Liu Q, Leng X H, Newman P R, Vasilyeva E, Kane P M, Forgac M
Department of Cellular and Molecular Physiology, Tufts University School of Medicine, Boston, Massachusetts 02111, USA.
J Biol Chem. 1997 May 2;272(18):11750-6. doi: 10.1074/jbc.272.18.11750.
To investigate the function of residues at the catalytic nucleotide binding site of the V-ATPase, we have carried out site-directed mutagenesis of the VMA1 gene encoding the A subunit of the V-ATPase in yeast. Of the three cysteine residues that are conserved in all A subunits sequenced thus far, two (Cys284 and Cys539) appear essential for correct folding or stability of the A subunit. Mutation of the third cysteine (Cys261), located in the glycine-rich loop, to valine, generated an enzyme that was fully active but resistant to inhibition by N-ethylmalemide, 7-chloro-4-nitrobenz-2-oxa-1,3-diazole, and oxidation. To test the role of disulfide bond formation in regulation of vacuolar acidification in vivo, we have also determined the effect of the C261V mutant on targeting and processing of the soluble vacuolar protein carboxypeptidase Y. No difference in carboxypeptidase Y targeting or processing is observed between the wild type and C261V mutant, suggesting that disulfide bond formation in the V-ATPase A subunit is not essential for controlling vacuolar acidification in the Golgi. In addition, fluid phase endocytosis of Lucifer Yellow, quinacrine staining of acidic intracellular compartments and cell growth are indistinguishable in the C261V and wild type cells. Mutation of G250D in the glycine-rich loop also resulted in destabilization of the A subunit, whereas mutation of the lysine residue in this region (K263Q) gave a V-ATPase complex which showed normal levels of A subunit on the vacuolar membrane but was unstable to detergent solubilization and isolation and was totally lacking in V-ATPase activity. By contrast, mutation of the acidic residue, which has been postulated to play a direct catalytic role in the homologous F-ATPases (E286Q), had no effect on stability or assembly of the V-ATPase complex, but also led to complete loss of V-ATPase activity. The E286Q mutant showed labeling by 2-azido-[32P]ATP that was approximately 60% of that observed for wild type, suggesting that mutation of this glutamic acid residue affected primarily ATP hydrolysis rather than nucleotide binding.
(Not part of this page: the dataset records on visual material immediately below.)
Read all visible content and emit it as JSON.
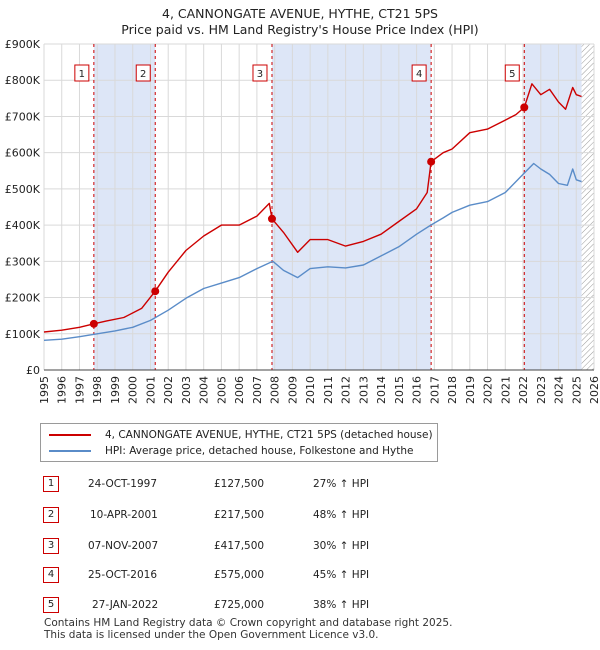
{
  "title": "4, CANNONGATE AVENUE, HYTHE, CT21 5PS",
  "subtitle": "Price paid vs. HM Land Registry's House Price Index (HPI)",
  "colors": {
    "red": "#cc0000",
    "blue": "#5a8cc8",
    "band": "#dde6f7",
    "grid": "#d9d9d9",
    "hatch": "#999999"
  },
  "chart_data": {
    "type": "line",
    "title": "4, CANNONGATE AVENUE, HYTHE, CT21 5PS",
    "subtitle": "Price paid vs. HM Land Registry's House Price Index (HPI)",
    "xlim": [
      1995,
      2026
    ],
    "ylim": [
      0,
      900000
    ],
    "x_ticks": [
      1995,
      1996,
      1997,
      1998,
      1999,
      2000,
      2001,
      2002,
      2003,
      2004,
      2005,
      2006,
      2007,
      2008,
      2009,
      2010,
      2011,
      2012,
      2013,
      2014,
      2015,
      2016,
      2017,
      2018,
      2019,
      2020,
      2021,
      2022,
      2023,
      2024,
      2025,
      2026
    ],
    "y_ticks": [
      0,
      100000,
      200000,
      300000,
      400000,
      500000,
      600000,
      700000,
      800000,
      900000
    ],
    "y_tick_labels": [
      "£0",
      "£100K",
      "£200K",
      "£300K",
      "£400K",
      "£500K",
      "£600K",
      "£700K",
      "£800K",
      "£900K"
    ],
    "series": [
      {
        "name": "4, CANNONGATE AVENUE, HYTHE, CT21 5PS (detached house)",
        "color": "#cc0000",
        "x": [
          1995,
          1996,
          1997,
          1997.81,
          1998.5,
          1999.5,
          2000.5,
          2001.27,
          2002,
          2003,
          2004,
          2005,
          2006,
          2007,
          2007.7,
          2007.85,
          2008.5,
          2009.3,
          2010,
          2011,
          2012,
          2013,
          2014,
          2015,
          2016,
          2016.6,
          2016.82,
          2017.5,
          2018,
          2019,
          2020,
          2021,
          2021.6,
          2022.07,
          2022.5,
          2023,
          2023.5,
          2024,
          2024.4,
          2024.8,
          2025,
          2025.3
        ],
        "values": [
          105000,
          110000,
          118000,
          127500,
          135000,
          145000,
          170000,
          217500,
          270000,
          330000,
          370000,
          400000,
          400000,
          425000,
          460000,
          417500,
          380000,
          325000,
          360000,
          360000,
          342000,
          355000,
          375000,
          410000,
          445000,
          490000,
          575000,
          600000,
          610000,
          655000,
          665000,
          690000,
          705000,
          725000,
          790000,
          760000,
          775000,
          740000,
          720000,
          780000,
          760000,
          755000
        ]
      },
      {
        "name": "HPI: Average price, detached house, Folkestone and Hythe",
        "color": "#5a8cc8",
        "x": [
          1995,
          1996,
          1997,
          1998,
          1999,
          2000,
          2001,
          2002,
          2003,
          2004,
          2005,
          2006,
          2007,
          2007.9,
          2008.5,
          2009.3,
          2010,
          2011,
          2012,
          2013,
          2014,
          2015,
          2016,
          2016.8,
          2017.5,
          2018,
          2019,
          2020,
          2021,
          2022,
          2022.6,
          2023,
          2023.5,
          2024,
          2024.5,
          2024.8,
          2025,
          2025.3
        ],
        "values": [
          82000,
          85000,
          92000,
          100000,
          108000,
          118000,
          137000,
          165000,
          198000,
          225000,
          240000,
          255000,
          280000,
          300000,
          275000,
          255000,
          280000,
          285000,
          282000,
          290000,
          315000,
          340000,
          375000,
          400000,
          420000,
          435000,
          455000,
          465000,
          490000,
          540000,
          570000,
          555000,
          540000,
          515000,
          510000,
          555000,
          525000,
          520000
        ]
      }
    ],
    "sales": [
      {
        "label": "1",
        "x": 1997.81,
        "value": 127500
      },
      {
        "label": "2",
        "x": 2001.27,
        "value": 217500
      },
      {
        "label": "3",
        "x": 2007.85,
        "value": 417500
      },
      {
        "label": "4",
        "x": 2016.82,
        "value": 575000
      },
      {
        "label": "5",
        "x": 2022.07,
        "value": 725000
      }
    ],
    "shaded_bands": [
      [
        1997.81,
        2001.27
      ],
      [
        2007.85,
        2016.82
      ],
      [
        2022.07,
        2025.3
      ]
    ],
    "hatched_from": 2025.3
  },
  "legend": {
    "items": [
      {
        "label": "4, CANNONGATE AVENUE, HYTHE, CT21 5PS (detached house)"
      },
      {
        "label": "HPI: Average price, detached house, Folkestone and Hythe"
      }
    ]
  },
  "transactions": [
    {
      "num": "1",
      "date": "24-OCT-1997",
      "price": "£127,500",
      "hpi": "27% ↑ HPI"
    },
    {
      "num": "2",
      "date": "10-APR-2001",
      "price": "£217,500",
      "hpi": "48% ↑ HPI"
    },
    {
      "num": "3",
      "date": "07-NOV-2007",
      "price": "£417,500",
      "hpi": "30% ↑ HPI"
    },
    {
      "num": "4",
      "date": "25-OCT-2016",
      "price": "£575,000",
      "hpi": "45% ↑ HPI"
    },
    {
      "num": "5",
      "date": "27-JAN-2022",
      "price": "£725,000",
      "hpi": "38% ↑ HPI"
    }
  ],
  "footer": {
    "line1": "Contains HM Land Registry data © Crown copyright and database right 2025.",
    "line2": "This data is licensed under the Open Government Licence v3.0."
  }
}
为了研究V-ATP酶催化核苷酸结合位点残基的功能,我们对酵母中编码V-ATP酶A亚基的VMA1基因进行了定点诱变。在迄今为止测序的所有A亚基中保守的三个半胱氨酸残基中,有两个(Cys284和Cys539)对于A亚基的正确折叠或稳定性似乎至关重要。位于富含甘氨酸环中的第三个半胱氨酸(Cys261)突变为缬氨酸,产生了一种完全有活性但对N-乙基马来酰胺、7-氯-4-硝基苯-2-恶唑-1,3-二唑和氧化具有抗性的酶。为了测试二硫键形成在体内液泡酸化调节中的作用,我们还确定了C261V突变体对可溶性液泡蛋白羧肽酶Y的靶向和加工的影响。在野生型和C261V突变体之间未观察到羧肽酶Y靶向或加工的差异,这表明V-ATP酶A亚基中的二硫键形成对于控制高尔基体中的液泡酸化不是必需的。此外,在C261V和野生型细胞中,荧光素黄的液相内吞作用、酸性细胞内区室的喹吖因染色和细胞生长没有区别。富含甘氨酸环中G250D的突变也导致A亚基不稳定,而该区域赖氨酸残基的突变(K263Q)产生了一种V-ATP酶复合物,其在液泡膜上显示出正常水平的A亚基,但对去污剂溶解和分离不稳定且完全缺乏V-ATP酶活性。相比之下,据推测在同源F-ATP酶中起直接催化作用的酸性残基的突变(E286Q)对V-ATP酶复合物的稳定性或组装没有影响,但也导致V-ATP酶活性完全丧失。E286Q突变体显示2-叠氮基-[32P]ATP的标记约为野生型观察值的60%,这表明该谷氨酸残基的突变主要影响ATP水解而不是核苷酸结合。